Macron : de l’autocratie à la démocratie ?

. Considérer l’autre en position d’égalité, constitue un plier incontournable de la démocratie.

Les temps peuvent changer (images de Mohammed Hassan de Pixabay)

Stupeur et tremblements dimanche soir 19 juin 2022 après le second tour des législatives : Emmanuel Macron n’obtient pas la majorité absolue de députés qui lui aurait permis de gouverner dans la continuité de son premier quinquennat. L’ampleur du désaveu de sa politique est considérable : non seulement il lui manque 44 députés pour disposer de la majorité absolue à la “chambre”, mais encore le nombre des députés LREM a fondu quasiment de moitié !
Ainsi l’inversion en 2002 du calendrier électoral, qui a placé  les législatives quelques semaines après les présidentielles, visait à faire élire en profitant de la dynamique des présidentielles une majorité parlementaire « à la botte du chef d’État » n’a pas fonctionné cette fois-ci. Une telle défiance des électeurs envers des candidates et candidats qui se réclamaient de la cause présidentielle, alors que ce dernier venait juste d’être élu, remet aussi en cause les modalités de l’élection présidentielle. Pourquoi Macron a-t-il été élu pour être ensuite désavoué ? La dérive des institutions de la 5ème République a conduit les électeurs à voter pour un candidat, non par adhésion à son programme, mais  « par défaut », juste pour éviter un candidat considéré comme “pire” ! Il est temps de revoir de fond en comble notre système électoral.

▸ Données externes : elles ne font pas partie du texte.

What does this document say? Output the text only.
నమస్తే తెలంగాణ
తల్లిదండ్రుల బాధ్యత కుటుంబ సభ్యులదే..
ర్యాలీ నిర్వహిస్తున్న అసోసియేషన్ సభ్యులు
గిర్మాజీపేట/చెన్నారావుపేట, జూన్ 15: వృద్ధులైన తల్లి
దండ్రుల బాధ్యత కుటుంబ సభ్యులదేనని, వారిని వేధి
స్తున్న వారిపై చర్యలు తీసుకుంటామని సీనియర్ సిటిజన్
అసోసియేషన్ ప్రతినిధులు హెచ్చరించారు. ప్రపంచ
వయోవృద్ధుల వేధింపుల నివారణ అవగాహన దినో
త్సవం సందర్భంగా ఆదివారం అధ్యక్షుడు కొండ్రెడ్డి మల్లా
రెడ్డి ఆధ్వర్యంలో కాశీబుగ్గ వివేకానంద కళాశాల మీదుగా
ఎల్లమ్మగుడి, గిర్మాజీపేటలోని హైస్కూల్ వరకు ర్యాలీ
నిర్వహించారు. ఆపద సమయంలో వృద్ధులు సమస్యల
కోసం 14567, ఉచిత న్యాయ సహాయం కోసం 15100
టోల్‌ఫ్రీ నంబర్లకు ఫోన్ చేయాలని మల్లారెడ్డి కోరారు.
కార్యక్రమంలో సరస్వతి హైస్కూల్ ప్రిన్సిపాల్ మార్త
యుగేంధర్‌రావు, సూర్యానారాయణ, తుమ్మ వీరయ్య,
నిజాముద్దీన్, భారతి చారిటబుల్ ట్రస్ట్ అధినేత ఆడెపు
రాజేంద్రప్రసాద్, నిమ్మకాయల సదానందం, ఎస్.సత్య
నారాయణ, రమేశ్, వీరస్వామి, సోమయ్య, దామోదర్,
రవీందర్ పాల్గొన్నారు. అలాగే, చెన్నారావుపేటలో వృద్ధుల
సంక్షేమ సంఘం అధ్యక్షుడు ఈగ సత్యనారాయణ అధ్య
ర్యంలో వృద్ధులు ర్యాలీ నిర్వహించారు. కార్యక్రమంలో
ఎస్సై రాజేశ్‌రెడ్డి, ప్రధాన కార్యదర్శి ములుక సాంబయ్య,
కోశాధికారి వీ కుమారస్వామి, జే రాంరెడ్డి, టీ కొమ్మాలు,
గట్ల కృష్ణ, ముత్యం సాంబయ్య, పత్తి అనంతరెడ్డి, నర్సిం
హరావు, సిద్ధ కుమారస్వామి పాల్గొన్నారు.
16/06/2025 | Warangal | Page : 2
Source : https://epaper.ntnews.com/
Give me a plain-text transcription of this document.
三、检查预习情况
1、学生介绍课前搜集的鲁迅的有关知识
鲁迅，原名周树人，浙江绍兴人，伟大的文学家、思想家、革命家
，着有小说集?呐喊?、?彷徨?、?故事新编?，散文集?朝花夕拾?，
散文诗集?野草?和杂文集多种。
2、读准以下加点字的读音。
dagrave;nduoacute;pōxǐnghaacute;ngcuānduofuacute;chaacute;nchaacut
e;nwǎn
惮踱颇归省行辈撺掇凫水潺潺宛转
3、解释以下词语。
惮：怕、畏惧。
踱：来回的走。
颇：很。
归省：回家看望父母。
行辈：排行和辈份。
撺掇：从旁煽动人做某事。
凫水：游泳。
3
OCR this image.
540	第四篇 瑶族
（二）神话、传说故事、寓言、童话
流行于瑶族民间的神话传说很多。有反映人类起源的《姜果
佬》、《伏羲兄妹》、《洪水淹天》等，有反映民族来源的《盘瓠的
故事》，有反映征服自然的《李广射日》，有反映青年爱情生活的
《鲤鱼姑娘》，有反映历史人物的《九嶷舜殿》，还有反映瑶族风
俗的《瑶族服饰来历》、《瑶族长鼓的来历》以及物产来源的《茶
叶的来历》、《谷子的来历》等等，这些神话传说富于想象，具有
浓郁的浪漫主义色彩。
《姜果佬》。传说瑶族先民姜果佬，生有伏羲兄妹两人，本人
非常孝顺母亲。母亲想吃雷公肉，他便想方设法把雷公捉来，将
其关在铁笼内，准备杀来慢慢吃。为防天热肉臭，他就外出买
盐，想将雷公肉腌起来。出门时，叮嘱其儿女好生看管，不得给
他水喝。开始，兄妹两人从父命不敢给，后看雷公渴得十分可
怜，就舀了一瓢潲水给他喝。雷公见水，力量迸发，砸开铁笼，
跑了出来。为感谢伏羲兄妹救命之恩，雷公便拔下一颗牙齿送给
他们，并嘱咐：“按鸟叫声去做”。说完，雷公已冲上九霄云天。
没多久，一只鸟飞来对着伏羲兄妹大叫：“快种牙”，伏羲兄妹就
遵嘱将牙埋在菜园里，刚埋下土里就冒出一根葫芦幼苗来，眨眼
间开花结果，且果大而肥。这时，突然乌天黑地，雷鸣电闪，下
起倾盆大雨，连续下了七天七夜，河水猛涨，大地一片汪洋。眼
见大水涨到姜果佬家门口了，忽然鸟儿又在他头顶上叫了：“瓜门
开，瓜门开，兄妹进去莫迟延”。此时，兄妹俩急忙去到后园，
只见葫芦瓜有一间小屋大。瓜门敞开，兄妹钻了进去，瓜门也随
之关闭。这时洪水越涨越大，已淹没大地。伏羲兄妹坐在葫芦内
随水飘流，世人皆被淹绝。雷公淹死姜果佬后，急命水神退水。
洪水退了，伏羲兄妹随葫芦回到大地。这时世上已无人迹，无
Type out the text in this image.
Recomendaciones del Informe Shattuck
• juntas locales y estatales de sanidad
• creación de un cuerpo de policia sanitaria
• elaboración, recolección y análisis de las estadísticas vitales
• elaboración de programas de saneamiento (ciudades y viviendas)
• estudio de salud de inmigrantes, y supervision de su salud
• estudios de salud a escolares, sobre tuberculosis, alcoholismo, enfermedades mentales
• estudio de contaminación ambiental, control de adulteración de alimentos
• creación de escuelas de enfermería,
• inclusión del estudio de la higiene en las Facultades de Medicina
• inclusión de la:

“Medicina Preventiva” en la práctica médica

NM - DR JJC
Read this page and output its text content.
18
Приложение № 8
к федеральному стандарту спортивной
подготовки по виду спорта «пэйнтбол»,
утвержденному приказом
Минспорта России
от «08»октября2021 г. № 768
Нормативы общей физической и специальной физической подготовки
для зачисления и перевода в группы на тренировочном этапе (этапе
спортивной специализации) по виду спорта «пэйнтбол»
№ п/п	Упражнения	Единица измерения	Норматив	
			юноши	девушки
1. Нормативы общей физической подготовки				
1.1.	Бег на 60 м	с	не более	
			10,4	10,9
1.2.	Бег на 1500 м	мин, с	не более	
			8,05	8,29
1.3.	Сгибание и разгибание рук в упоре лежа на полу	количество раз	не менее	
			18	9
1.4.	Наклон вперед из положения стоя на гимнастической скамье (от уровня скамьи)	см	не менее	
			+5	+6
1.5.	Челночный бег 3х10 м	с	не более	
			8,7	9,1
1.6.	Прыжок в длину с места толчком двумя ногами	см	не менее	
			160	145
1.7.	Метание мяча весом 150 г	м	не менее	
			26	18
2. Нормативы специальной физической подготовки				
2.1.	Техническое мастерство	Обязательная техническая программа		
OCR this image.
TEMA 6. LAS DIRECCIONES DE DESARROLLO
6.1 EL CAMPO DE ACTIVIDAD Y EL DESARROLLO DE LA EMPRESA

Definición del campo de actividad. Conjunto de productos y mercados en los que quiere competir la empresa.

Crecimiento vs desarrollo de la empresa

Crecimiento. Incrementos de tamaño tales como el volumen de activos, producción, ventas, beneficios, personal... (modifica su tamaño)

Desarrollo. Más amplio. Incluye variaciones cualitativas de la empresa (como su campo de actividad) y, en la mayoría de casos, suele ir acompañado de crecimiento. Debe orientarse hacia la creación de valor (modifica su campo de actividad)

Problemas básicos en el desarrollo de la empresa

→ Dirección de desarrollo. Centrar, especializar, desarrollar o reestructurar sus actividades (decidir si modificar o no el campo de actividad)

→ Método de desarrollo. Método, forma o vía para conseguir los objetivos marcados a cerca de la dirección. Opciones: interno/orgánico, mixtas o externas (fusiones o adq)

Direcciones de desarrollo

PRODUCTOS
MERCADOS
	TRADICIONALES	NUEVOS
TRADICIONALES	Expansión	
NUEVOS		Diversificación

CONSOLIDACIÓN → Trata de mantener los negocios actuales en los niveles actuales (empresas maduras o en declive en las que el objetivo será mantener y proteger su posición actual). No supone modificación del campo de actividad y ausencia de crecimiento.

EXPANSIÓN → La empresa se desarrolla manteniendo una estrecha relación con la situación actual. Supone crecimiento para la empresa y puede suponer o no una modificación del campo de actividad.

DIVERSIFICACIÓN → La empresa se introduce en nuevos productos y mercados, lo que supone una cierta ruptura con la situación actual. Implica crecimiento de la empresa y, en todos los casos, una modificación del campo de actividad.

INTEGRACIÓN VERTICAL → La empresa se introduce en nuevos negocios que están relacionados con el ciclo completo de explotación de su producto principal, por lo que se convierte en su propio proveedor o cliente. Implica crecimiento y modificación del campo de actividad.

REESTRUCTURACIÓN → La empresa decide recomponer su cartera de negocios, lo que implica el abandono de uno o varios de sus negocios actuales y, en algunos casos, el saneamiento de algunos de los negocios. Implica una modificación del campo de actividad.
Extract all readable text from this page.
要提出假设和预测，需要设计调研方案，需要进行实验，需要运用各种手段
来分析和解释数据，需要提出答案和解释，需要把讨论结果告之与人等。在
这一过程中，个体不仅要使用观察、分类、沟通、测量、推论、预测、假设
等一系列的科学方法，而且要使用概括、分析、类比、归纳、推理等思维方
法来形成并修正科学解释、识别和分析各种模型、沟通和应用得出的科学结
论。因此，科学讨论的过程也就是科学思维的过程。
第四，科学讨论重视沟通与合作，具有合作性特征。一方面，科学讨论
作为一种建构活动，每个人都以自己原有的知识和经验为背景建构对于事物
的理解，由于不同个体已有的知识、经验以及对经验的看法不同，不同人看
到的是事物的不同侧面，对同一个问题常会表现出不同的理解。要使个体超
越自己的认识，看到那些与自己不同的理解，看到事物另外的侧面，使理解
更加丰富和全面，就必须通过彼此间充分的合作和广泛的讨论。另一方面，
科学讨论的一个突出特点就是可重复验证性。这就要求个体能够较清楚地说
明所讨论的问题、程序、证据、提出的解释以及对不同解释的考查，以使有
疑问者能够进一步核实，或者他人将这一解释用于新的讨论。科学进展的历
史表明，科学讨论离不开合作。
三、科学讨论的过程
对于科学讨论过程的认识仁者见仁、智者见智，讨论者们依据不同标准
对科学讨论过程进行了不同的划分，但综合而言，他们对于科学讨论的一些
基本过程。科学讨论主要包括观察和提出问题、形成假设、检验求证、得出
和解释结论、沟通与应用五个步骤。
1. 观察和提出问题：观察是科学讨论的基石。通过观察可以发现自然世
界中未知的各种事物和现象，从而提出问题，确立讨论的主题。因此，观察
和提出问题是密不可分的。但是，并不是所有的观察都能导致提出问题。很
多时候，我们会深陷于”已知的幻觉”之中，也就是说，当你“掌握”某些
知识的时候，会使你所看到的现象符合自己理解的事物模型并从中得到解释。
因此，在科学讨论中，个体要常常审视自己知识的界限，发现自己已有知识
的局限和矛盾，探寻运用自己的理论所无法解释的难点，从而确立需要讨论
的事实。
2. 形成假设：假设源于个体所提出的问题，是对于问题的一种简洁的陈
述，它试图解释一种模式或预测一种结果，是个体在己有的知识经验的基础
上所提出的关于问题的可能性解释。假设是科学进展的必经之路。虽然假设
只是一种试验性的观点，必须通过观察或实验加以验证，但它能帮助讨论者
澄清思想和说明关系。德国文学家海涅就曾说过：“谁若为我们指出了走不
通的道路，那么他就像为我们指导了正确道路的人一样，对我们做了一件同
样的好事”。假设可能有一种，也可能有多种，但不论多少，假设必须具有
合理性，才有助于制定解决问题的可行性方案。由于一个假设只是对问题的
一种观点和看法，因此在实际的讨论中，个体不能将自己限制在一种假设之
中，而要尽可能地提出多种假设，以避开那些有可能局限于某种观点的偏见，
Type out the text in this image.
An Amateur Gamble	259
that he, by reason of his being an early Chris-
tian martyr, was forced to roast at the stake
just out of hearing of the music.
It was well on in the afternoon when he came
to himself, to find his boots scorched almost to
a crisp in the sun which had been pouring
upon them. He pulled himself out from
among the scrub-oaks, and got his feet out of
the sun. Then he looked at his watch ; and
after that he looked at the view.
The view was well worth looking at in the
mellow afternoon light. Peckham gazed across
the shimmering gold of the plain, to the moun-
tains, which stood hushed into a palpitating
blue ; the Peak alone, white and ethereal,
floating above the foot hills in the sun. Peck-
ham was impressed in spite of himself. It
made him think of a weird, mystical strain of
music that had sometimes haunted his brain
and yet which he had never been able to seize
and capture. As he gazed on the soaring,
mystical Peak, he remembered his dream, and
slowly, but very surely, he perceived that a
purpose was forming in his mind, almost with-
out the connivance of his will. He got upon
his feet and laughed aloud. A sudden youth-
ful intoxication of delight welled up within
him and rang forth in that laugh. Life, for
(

Mais le résultat est là : non seulement Macron ne dispose plus de la majorité absolue nécessaire à son mode autocratique de gouvernance, mais en plus il perd une partie de l’élite de ses troupes, les « influenceurs » du parlement : Richard Ferrand, Christophe Castaner, Florian Bachelier, Laurent Saint-Martin, mais encore il fait face à diverses oppositions parlementaires de gauche et de droite (NUPES, RN), devenues puissantes en nombre de députés parce qu’elles se fondaient sur un rejet radical de sa politique.
Cette situation inattendue semble provoquer la stupeur, voire le désarroi dans le monde politique, ainsi que dans les médias dits “dominants”. Dans ces nouvelles circonstances « la paralysie guetterait la France », « le chaos se rapprocherait », « Macron serait privé des moyens de gouverner », etc.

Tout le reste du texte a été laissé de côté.